Man müsse die Verantwortung von Neid «klar hinterfragen», mahnte Potsdams Trainer Bernd Schröder allerdings und forderte die Bundestrainerin zum Eingeständnis eigener Fehler auf. Neid erklärte, sie wisse nicht, ob sie solche gemacht habe und wolle «alles in Ruhe analysieren». Sollte diese Bestandsaufnahme selbstkritisch ausfallen, «hat sie auch eine echte Chance und auch mein Vertrauen, dass sie weitermacht als Trainerin - aber nur in Zusammenarbeit mit den Clubtrainern», meinte Schröder im ZDF-Morgenmagazin.

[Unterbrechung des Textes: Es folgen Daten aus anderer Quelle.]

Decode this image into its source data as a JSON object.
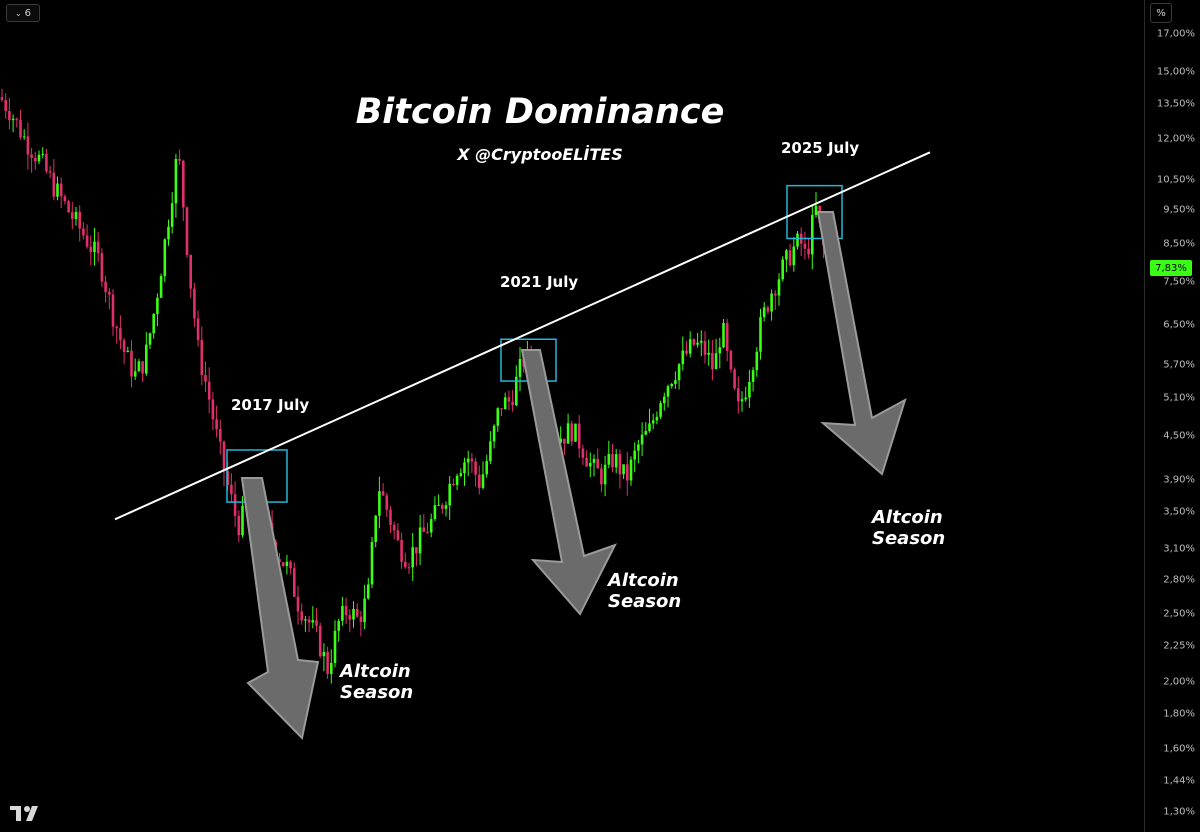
{
  "header": {
    "interval": "6",
    "scale_mode": "%"
  },
  "title": "Bitcoin Dominance",
  "subtitle": "X @CryptooELİTES",
  "current_price_label": "7,83%",
  "colors": {
    "up": "#39ff14",
    "down": "#e0306a",
    "trendline": "#ffffff",
    "box": "#22b7d9",
    "arrow": "#6b6b6b",
    "background": "#000000"
  },
  "annotations": {
    "cycles": [
      {
        "label": "2017 July",
        "alt_line1": "Altcoin",
        "alt_line2": "Season"
      },
      {
        "label": "2021 July",
        "alt_line1": "Altcoin",
        "alt_line2": "Season"
      },
      {
        "label": "2025 July",
        "alt_line1": "Altcoin",
        "alt_line2": "Season"
      }
    ]
  },
  "chart_data": {
    "type": "candlestick",
    "scale": "log",
    "y_unit": "%",
    "y_ticks": [
      "17,00%",
      "15,00%",
      "13,50%",
      "12,00%",
      "10,50%",
      "9,50%",
      "8,50%",
      "7,50%",
      "6,50%",
      "5,70%",
      "5,10%",
      "4,50%",
      "3,90%",
      "3,50%",
      "3,10%",
      "2,80%",
      "2,50%",
      "2,25%",
      "2,00%",
      "1,80%",
      "1,60%",
      "1,44%",
      "1,30%"
    ],
    "y_tick_values": [
      17.0,
      15.0,
      13.5,
      12.0,
      10.5,
      9.5,
      8.5,
      7.5,
      6.5,
      5.7,
      5.1,
      4.5,
      3.9,
      3.5,
      3.1,
      2.8,
      2.5,
      2.25,
      2.0,
      1.8,
      1.6,
      1.44,
      1.3
    ],
    "ylim": [
      1.27,
      17.5
    ],
    "close_trajectory": [
      [
        0,
        13.8
      ],
      [
        10,
        13.2
      ],
      [
        25,
        12.0
      ],
      [
        40,
        11.2
      ],
      [
        55,
        10.2
      ],
      [
        70,
        9.4
      ],
      [
        85,
        8.7
      ],
      [
        100,
        8.0
      ],
      [
        112,
        6.8
      ],
      [
        125,
        5.9
      ],
      [
        135,
        5.5
      ],
      [
        145,
        5.8
      ],
      [
        155,
        6.9
      ],
      [
        163,
        8.2
      ],
      [
        170,
        9.6
      ],
      [
        178,
        11.6
      ],
      [
        183,
        9.8
      ],
      [
        190,
        7.6
      ],
      [
        198,
        6.0
      ],
      [
        208,
        5.2
      ],
      [
        218,
        4.4
      ],
      [
        228,
        3.8
      ],
      [
        238,
        3.35
      ],
      [
        248,
        3.55
      ],
      [
        258,
        3.65
      ],
      [
        268,
        3.3
      ],
      [
        278,
        3.05
      ],
      [
        288,
        2.9
      ],
      [
        298,
        2.6
      ],
      [
        308,
        2.45
      ],
      [
        318,
        2.3
      ],
      [
        328,
        2.08
      ],
      [
        338,
        2.42
      ],
      [
        348,
        2.55
      ],
      [
        358,
        2.45
      ],
      [
        368,
        2.65
      ],
      [
        378,
        3.85
      ],
      [
        388,
        3.5
      ],
      [
        398,
        3.15
      ],
      [
        408,
        3.0
      ],
      [
        420,
        3.2
      ],
      [
        432,
        3.4
      ],
      [
        444,
        3.65
      ],
      [
        456,
        4.05
      ],
      [
        468,
        4.2
      ],
      [
        480,
        3.85
      ],
      [
        490,
        4.3
      ],
      [
        500,
        5.0
      ],
      [
        510,
        5.05
      ],
      [
        520,
        5.6
      ],
      [
        526,
        5.9
      ],
      [
        534,
        5.2
      ],
      [
        542,
        4.85
      ],
      [
        552,
        4.5
      ],
      [
        562,
        4.5
      ],
      [
        572,
        4.6
      ],
      [
        582,
        4.35
      ],
      [
        592,
        4.05
      ],
      [
        602,
        3.95
      ],
      [
        614,
        4.2
      ],
      [
        626,
        3.9
      ],
      [
        638,
        4.35
      ],
      [
        650,
        4.6
      ],
      [
        662,
        5.2
      ],
      [
        672,
        5.5
      ],
      [
        684,
        5.85
      ],
      [
        694,
        6.1
      ],
      [
        704,
        6.0
      ],
      [
        714,
        5.6
      ],
      [
        722,
        6.5
      ],
      [
        730,
        5.5
      ],
      [
        738,
        4.9
      ],
      [
        746,
        5.3
      ],
      [
        754,
        5.9
      ],
      [
        762,
        6.6
      ],
      [
        772,
        7.3
      ],
      [
        782,
        7.8
      ],
      [
        792,
        8.3
      ],
      [
        800,
        8.6
      ],
      [
        806,
        8.1
      ],
      [
        812,
        9.0
      ],
      [
        816,
        9.5
      ],
      [
        822,
        8.6
      ],
      [
        828,
        7.83
      ]
    ],
    "trendline": [
      [
        115,
        3.42
      ],
      [
        930,
        11.5
      ]
    ],
    "highlight_boxes": [
      {
        "label": "2017 July",
        "x0": 227,
        "x1": 287,
        "y_top": 4.3,
        "y_bottom": 3.62
      },
      {
        "label": "2021 July",
        "x0": 501,
        "x1": 556,
        "y_top": 6.2,
        "y_bottom": 5.4
      },
      {
        "label": "2025 July",
        "x0": 787,
        "x1": 842,
        "y_top": 10.3,
        "y_bottom": 8.65
      }
    ],
    "last_value": 7.83
  }
}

Auch Dietrich wünscht sich einen verstärkten Dialog zwischen Vereinen und Bundestrainerin. «Ich würde mich freuen, wenn sie in Zukunft eine noch engere Zusammenarbeit mit der Frauenfußball- Bundesliga anstrebt und wir uns gemeinsam auf eine positive Zukunft fokussieren», sagte der Frankfurter.